Anche un Runner fa Yoga. E lo sa.


Da alcuni anni pratico il running, con una certa costanza e impegno, partecipando anche a gare amatoriali, e allenandomi in modo costante e strutturato per migliorare le mie prestazioni. L’esperienza  dello sport praticato in questo modo, pone inevitabilmente di fronte al tema della disciplina. Non si corre, una volta ogni tanto, quando si ha voglia, in compagnia di amici, quando si è di buon umore e il tempo è bello, e la giornata libera. No. Si corre rispettando una tabella di allenamento.


Non si fa una “corsetta” intorno all’isolato, non è “Jogging”. Si scende in strada e si eseguono quelli che, in gergo, si chiamano “lavori” (e il temine dice tutto) ovvero esercizi che impegnano i vari aspetti della pratica sportiva (velocità, potenza, resistenza). E tutto questo, in qualunque condizione interna e esterna. Come dicono gli inglesi “come rain or shine”, in qualunque caso, cascasse pure il mondo.
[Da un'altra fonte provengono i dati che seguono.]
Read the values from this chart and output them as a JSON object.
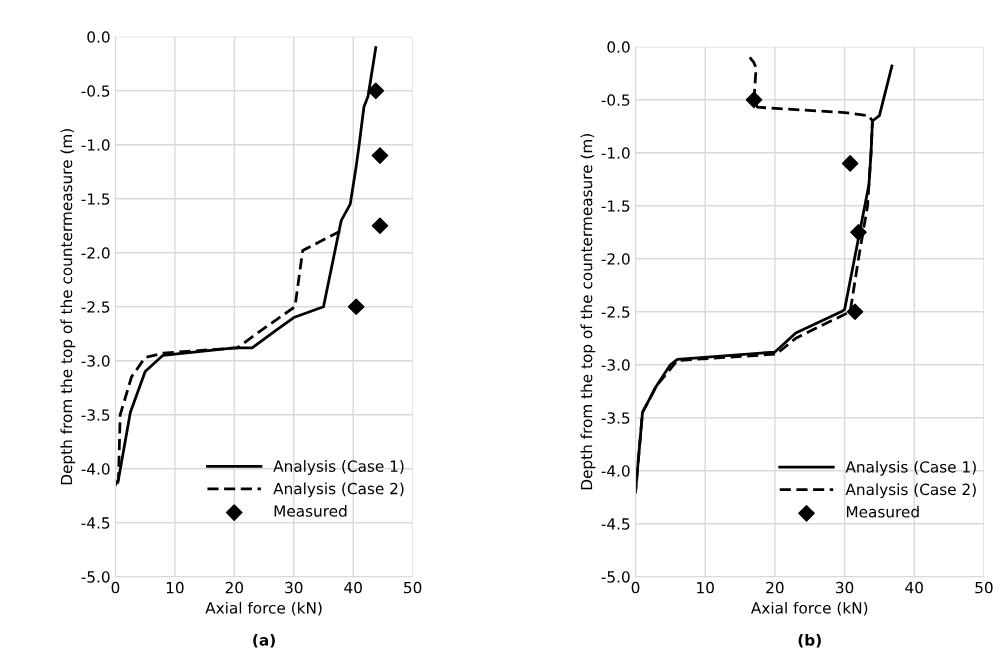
{
  "chart_data": [
    {
      "type": "line",
      "xlabel": "Axial force (kN)",
      "ylabel": "Depth from the top of the countermeasure (m)",
      "xlim": [
        0,
        50
      ],
      "xticks": [
        0,
        10,
        20,
        30,
        40,
        50
      ],
      "ylim": [
        -5,
        0
      ],
      "yticks": [
        {
          "value": -5,
          "label": "-5.0"
        },
        {
          "value": -4.5,
          "label": "-4.5"
        },
        {
          "value": -4,
          "label": "-4.0"
        },
        {
          "value": -3.5,
          "label": "-3.5"
        },
        {
          "value": -3,
          "label": "-3.0"
        },
        {
          "value": -2.5,
          "label": "-2.5"
        },
        {
          "value": -2,
          "label": "-2.0"
        },
        {
          "value": -1.5,
          "label": "-1.5"
        },
        {
          "value": -1,
          "label": "-1.0"
        },
        {
          "value": -0.5,
          "label": "-0.5"
        },
        {
          "value": 0,
          "label": "0.0"
        }
      ],
      "grid": true,
      "legend": "bottom right",
      "annotations": [
        "(a)"
      ],
      "series": [
        {
          "name": "Analysis (Case 1)",
          "color": "#000000",
          "line_style": "solid",
          "marker": "none",
          "x": [
            43.8,
            42.5,
            41.8,
            41,
            40.5,
            39.5,
            38,
            37.8,
            35,
            30,
            27,
            23,
            20,
            8,
            5,
            2.5,
            0.5,
            0
          ],
          "values": [
            -0.1,
            -0.55,
            -0.65,
            -1.0,
            -1.2,
            -1.55,
            -1.7,
            -1.75,
            -2.5,
            -2.6,
            -2.72,
            -2.88,
            -2.88,
            -2.95,
            -3.1,
            -3.48,
            -4.1,
            -4.15
          ]
        },
        {
          "name": "Analysis (Case 2)",
          "color": "#000000",
          "line_style": "dashed",
          "marker": "none",
          "x": [
            37.8,
            31.5,
            30.2,
            25,
            20.5,
            8,
            5,
            2.7,
            0.8,
            0.5,
            0.2
          ],
          "values": [
            -1.8,
            -1.98,
            -2.5,
            -2.7,
            -2.88,
            -2.93,
            -2.97,
            -3.15,
            -3.5,
            -4.1,
            -4.18
          ]
        },
        {
          "name": "Measured",
          "type": "scatter",
          "color": "#000000",
          "marker": "diamond",
          "x": [
            43.8,
            44.5,
            44.5,
            40.5
          ],
          "values": [
            -0.5,
            -1.1,
            -1.75,
            -2.5
          ]
        }
      ]
    },
    {
      "type": "line",
      "xlabel": "Axial force (kN)",
      "ylabel": "Depth from the top of the countermeasure (m)",
      "xlim": [
        0,
        50
      ],
      "xticks": [
        0,
        10,
        20,
        30,
        40,
        50
      ],
      "ylim": [
        -5,
        0
      ],
      "yticks": [
        {
          "value": -5,
          "label": "-5.0"
        },
        {
          "value": -4.5,
          "label": "-4.5"
        },
        {
          "value": -4,
          "label": "-4.0"
        },
        {
          "value": -3.5,
          "label": "-3.5"
        },
        {
          "value": -3,
          "label": "-3.0"
        },
        {
          "value": -2.5,
          "label": "-2.5"
        },
        {
          "value": -2,
          "label": "-2.0"
        },
        {
          "value": -1.5,
          "label": "-1.5"
        },
        {
          "value": -1,
          "label": "-1.0"
        },
        {
          "value": -0.5,
          "label": "-0.5"
        },
        {
          "value": 0,
          "label": "0.0"
        }
      ],
      "grid": true,
      "legend": "bottom right",
      "annotations": [
        "(b)"
      ],
      "series": [
        {
          "name": "Analysis (Case 1)",
          "color": "#000000",
          "line_style": "solid",
          "marker": "none",
          "x": [
            36.8,
            35,
            34,
            33.8,
            33.5,
            30,
            29.5,
            23,
            20,
            6,
            5,
            3,
            1,
            0
          ],
          "values": [
            -0.18,
            -0.65,
            -0.7,
            -1.0,
            -1.3,
            -2.48,
            -2.5,
            -2.7,
            -2.88,
            -2.95,
            -3.0,
            -3.2,
            -3.45,
            -4.2
          ]
        },
        {
          "name": "Analysis (Case 2)",
          "color": "#000000",
          "line_style": "dashed",
          "marker": "none",
          "x": [
            16.4,
            17,
            17.3,
            17,
            17.5,
            30,
            33.5,
            34,
            33.8,
            33.3,
            32,
            30.8,
            27,
            23,
            20.2,
            6,
            3,
            1,
            0
          ],
          "values": [
            -0.1,
            -0.15,
            -0.2,
            -0.5,
            -0.57,
            -0.62,
            -0.65,
            -0.7,
            -1.0,
            -1.5,
            -2.0,
            -2.5,
            -2.62,
            -2.75,
            -2.9,
            -2.96,
            -3.2,
            -3.45,
            -4.2
          ]
        },
        {
          "name": "Measured",
          "type": "scatter",
          "color": "#000000",
          "marker": "diamond",
          "x": [
            17,
            30.8,
            32,
            31.5
          ],
          "values": [
            -0.5,
            -1.1,
            -1.75,
            -2.5
          ]
        }
      ]
    }
  ]
}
Ci si allena  quando si è crucciati, si è stanchi, si avrebbe solo voglia di buttarsi sul divano. Si corre quando si è tristi, depressi, preoccupati. Oppure si ha sonno, si sente il peso della giornata lavorativa sulle spalle. E fuori quasi mai il clima è accogliente: spesso fa freddo, o molto caldo, o piove. Giornate invernali sferzate da vento gelido, giornate estive dall’afa insopportabile. Ma, comunque, si corre e basta, accantonando tutto il resto, ignorando tutti gli alibi, spesso anche molto convincenti, le mille ragioni per non correre.

E correre invece per l’unica ragione che ci si può dare. Che non è mai una ragione razionale, come dimagrire, o star bene in salute e via dicendo. Questo tipo di motivazioni sono destinate a scemare nel tempo. No, l’unica ragione è la disciplina. La decisione presa a monte di farlo, e basta, il bisogno interiore di rispettare questo patto con se stessi. E la disciplina, la costanza, la ripetizione, la non condizionabilità dall’esterno, danno all’Anima uno spazio nuovo, in cui collocarsi, e esprimersi, e essere.

Possiamo dire che , in fondo, la disciplina è fatta di vuoto, fornisce lo spazio per essere. Non è un “pieno” di ragioni e di pensieri, ma un “vuoto” dove collocare la propria potenzialità. Chi pratica sport in questo modo segue una sorta di disciplina del guerriero, di bushido, e pratica inevitabilmente anche l’auto-osservazione.

Spesso iniziando un allenamento, preso da stanchezza, mancanza di motivazione, paura persino di non trovare la forza, osservo questo me stesso debole, e inizio l’allenamento dicendomi “fai il primo chilometro” e poi mi osservo ancora e vedo che il mio IO recalcitrante è rimasto lì, indietro e io sono un chilometro avanti, e parto per il secondo chilometro, e così via. E così si fanno cinque chilometri e poi dieci e poi ancora altri. E posso voltarmi e guardare il me stesso bloccato, stanco, impaurito che ho lasciato laggiù, infondo al tormento del tempo, mentre il corpo comincia a rispondere, ad adattarsi alla fatica, a lanciarmi segnali positivi, mentre si attiva e ripercorre ancora una volta tutta la strada evolutiva dall’inerzia al moto, dalla stasi all’energia.

E così realizzo che quel me stesso che vedo ora piccolo e lontano, quell’ombra di me che mi sono lasciato alle spalle, non era neanche me, perché io sono ora questa volontà cieca e inspiegabile tesa a completare l’allenamento, sono il presente, i tre metri di strada che vedo davanti a me, il respiro impegnato, i muscoli tesi, il corpo che avanza. E via via mi apro alle sensazioni: la bellezza del respiro, il ritmo della corsa, gli scorci di cielo e paesaggio.

Così, attraverso il corpo, supero tutte quelle paure collocate nella mente. E la mente tace, sommersa nella fatica, nell’azione, nella decisione. E imparo a non credere più nella mente. Almeno fino alla prossima volta in cui le crederò ancora. Ma intanto, adesso, sorrido. E ce la faccio ancora una volta. E alla fine mi fermo. E distendo le braccia verso il cielo. E sono lì, di nuovo, io.